Si la fréquence des annonces concernant les voitures autonomes s’est calmée, la performance des fonctions servant la conduite automatisée a poursuivi sa progression. Alors que plusieurs modèles ont été limités à une automatisation de niveau 2+, nécessitant une attention permanente du conducteur, Honda a homologué sa Legend en niveau 3 sur son marché intérieur, puis Mercedes vient de faire de même sur le plan international afin d’équiper dans un premier temps les nouvelles Classe S et EQS. Dans tous les cas, ces véhicules se conforment à la réglementation internationale, notamment vitesse maxi de 60 km/h, voies séparées et autorisées à cette fin. La communication entre véhicules a également fait ses débuts (ex. : Volkswagen) et le déploiement du réseau 5G accélérera l’implémentation de cette fonction sécuritaire. Les applications de navettes à conduite automatisée de niveau 4 se multiplient dans le monde, confirmant un « leadership » français sur cette activité.

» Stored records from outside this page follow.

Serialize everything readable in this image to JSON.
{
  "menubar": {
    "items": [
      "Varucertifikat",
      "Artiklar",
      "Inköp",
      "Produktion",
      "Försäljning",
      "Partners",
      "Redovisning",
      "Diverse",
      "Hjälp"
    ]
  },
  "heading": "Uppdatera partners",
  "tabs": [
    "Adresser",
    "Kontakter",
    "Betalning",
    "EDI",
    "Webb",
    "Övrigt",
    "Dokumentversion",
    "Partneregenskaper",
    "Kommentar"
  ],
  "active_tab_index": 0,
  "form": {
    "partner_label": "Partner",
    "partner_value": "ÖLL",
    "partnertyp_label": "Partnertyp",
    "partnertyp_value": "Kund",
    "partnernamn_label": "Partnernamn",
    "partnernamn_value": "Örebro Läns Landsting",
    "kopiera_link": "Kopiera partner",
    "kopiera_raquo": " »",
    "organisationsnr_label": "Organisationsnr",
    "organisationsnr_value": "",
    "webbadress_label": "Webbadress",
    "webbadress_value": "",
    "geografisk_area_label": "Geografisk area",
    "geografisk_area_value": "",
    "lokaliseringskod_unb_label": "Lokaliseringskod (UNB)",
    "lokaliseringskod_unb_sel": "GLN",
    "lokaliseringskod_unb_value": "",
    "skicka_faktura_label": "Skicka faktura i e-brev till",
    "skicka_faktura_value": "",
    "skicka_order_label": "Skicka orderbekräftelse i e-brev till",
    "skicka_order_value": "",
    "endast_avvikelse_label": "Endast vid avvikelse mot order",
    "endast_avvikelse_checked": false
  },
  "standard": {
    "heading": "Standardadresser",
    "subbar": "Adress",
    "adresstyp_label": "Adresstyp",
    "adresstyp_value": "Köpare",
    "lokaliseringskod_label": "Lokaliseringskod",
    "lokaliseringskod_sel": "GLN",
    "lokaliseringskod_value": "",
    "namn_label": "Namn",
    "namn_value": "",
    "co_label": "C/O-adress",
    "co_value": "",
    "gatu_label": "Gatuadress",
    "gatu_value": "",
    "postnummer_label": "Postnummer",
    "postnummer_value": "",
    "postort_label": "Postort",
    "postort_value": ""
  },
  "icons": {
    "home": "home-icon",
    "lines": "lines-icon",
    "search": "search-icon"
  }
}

De nouvelles architectures électroniques apparaissent, réduisant le nombre de calculateurs et de Bus (ex. : plateforme VW MEB). Afin de traiter le très grand nombre de données pour la conduite automatisée, les équipementiers proposent de nouveaux calculateurs hautement puissants tout en abaissant leur consommation électrique. L'intelligence artificielle est usitée pour des fonctions de confort ainsi que parcimonieusement et avec contrôle de concordance sur des fonctions de sécurité (ex. : traitement d’images).

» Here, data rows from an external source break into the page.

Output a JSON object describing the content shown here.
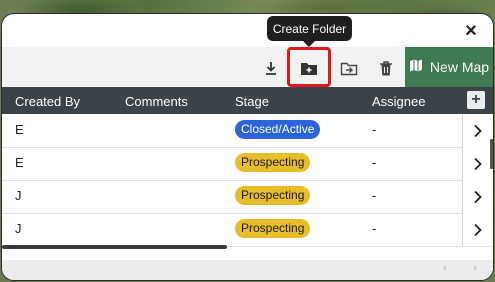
{
  "tooltip": "Create Folder",
  "close_icon": "×",
  "toolbar": {
    "new_map_label": "New Map",
    "icons": [
      "download-icon",
      "create-folder-icon",
      "move-to-folder-icon",
      "delete-icon",
      "map-icon"
    ]
  },
  "table": {
    "headers": [
      "Created By",
      "Comments",
      "Stage",
      "Assignee"
    ],
    "add_column": "+",
    "rows": [
      {
        "created_by": "E",
        "stage": "Closed/Active",
        "stage_color": "#2d63d8",
        "assignee": "-"
      },
      {
        "created_by": "E",
        "stage": "Prospecting",
        "stage_color": "#e7bd2c",
        "assignee": "-"
      },
      {
        "created_by": "J",
        "stage": "Prospecting",
        "stage_color": "#e7bd2c",
        "assignee": "-"
      },
      {
        "created_by": "J",
        "stage": "Prospecting",
        "stage_color": "#e7bd2c",
        "assignee": "-"
      }
    ]
  },
  "colors": {
    "header_bg": "#3b4248",
    "new_map_bg": "#3f7a52",
    "highlight": "#e0191f"
  }
}
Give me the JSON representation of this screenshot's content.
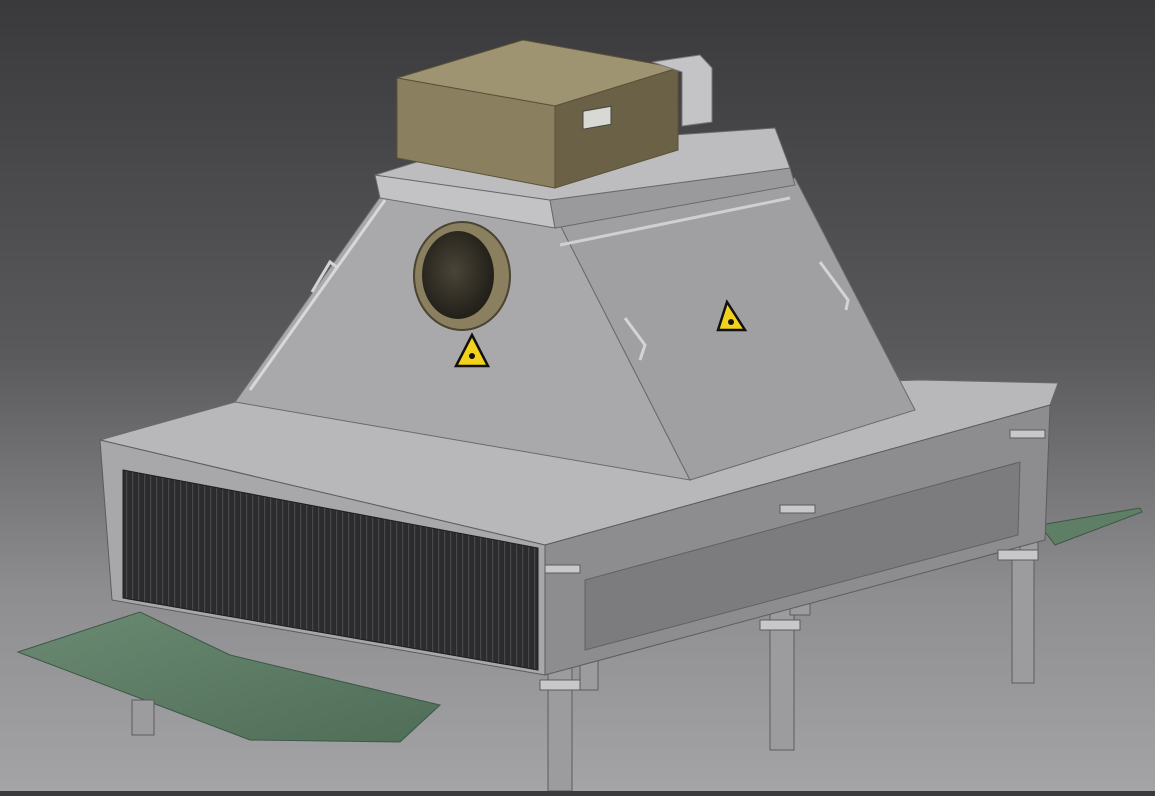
{
  "scene": {
    "subject": "cad-model-industrial-heat-exchanger-hood",
    "colors": {
      "background_top": "#3a3a3c",
      "background_bottom": "#a4a4a6",
      "steel_light": "#b4b4b6",
      "steel_mid": "#9a9a9c",
      "steel_dark": "#6f6f71",
      "enclosure_top": "#8c8261",
      "enclosure_side": "#6e6548",
      "fin_pack": "#2c2c2e",
      "membrane": "#5e7e66",
      "warning_yellow": "#f2d21b"
    },
    "icons": [
      "warning-triangle-icon",
      "round-porthole-icon",
      "handle-icon",
      "nameplate-icon"
    ],
    "visible_text": []
  }
}
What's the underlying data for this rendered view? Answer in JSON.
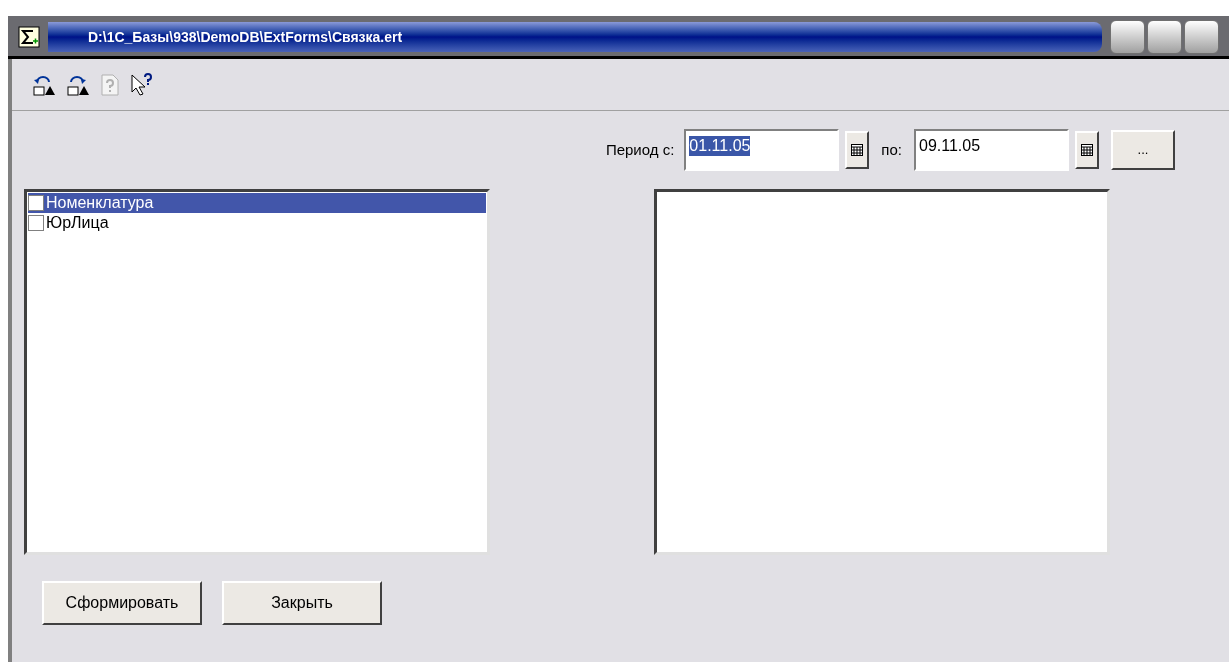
{
  "window": {
    "title": "D:\\1C_Базы\\938\\DemoDB\\ExtForms\\Связка.ert"
  },
  "period": {
    "from_label": "Период с:",
    "from_value": "01.11.05",
    "to_label": "по:",
    "to_value": "09.11.05",
    "more_button": "..."
  },
  "list": [
    {
      "label": "Номенклатура",
      "checked": false,
      "selected": true
    },
    {
      "label": "ЮрЛица",
      "checked": false,
      "selected": false
    }
  ],
  "buttons": [
    "Сформировать",
    "Закрыть"
  ]
}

Dans l'habitacle, la surface des écrans est accrue, s'étalant parfois sur toute la largeur de la planche de bord (ex. : Honda e) et la commande vocale est proposée avec une fiabilité en grand progrès. Les manufacturiers de pneumatiques sont dans une voie incertaine, devant proposer des caractéristiques technologiquement incompatibles entre réduction de la résistance au roulement, maintien d'un haut niveau d'adhérence sur sol sec ou mouillé, diminution du bruit urbain et réduction des émissions de particules.

Dans un domaine plus général, de plus en plus d'entreprises intègrent un plan de pilotage environnemental basé sur une analyse de cycle de vie des produits, impactant considérablement la conception, le choix des matériaux, les moyens et processus de fabrication, les capacités de recyclage et bien sûr le produit final.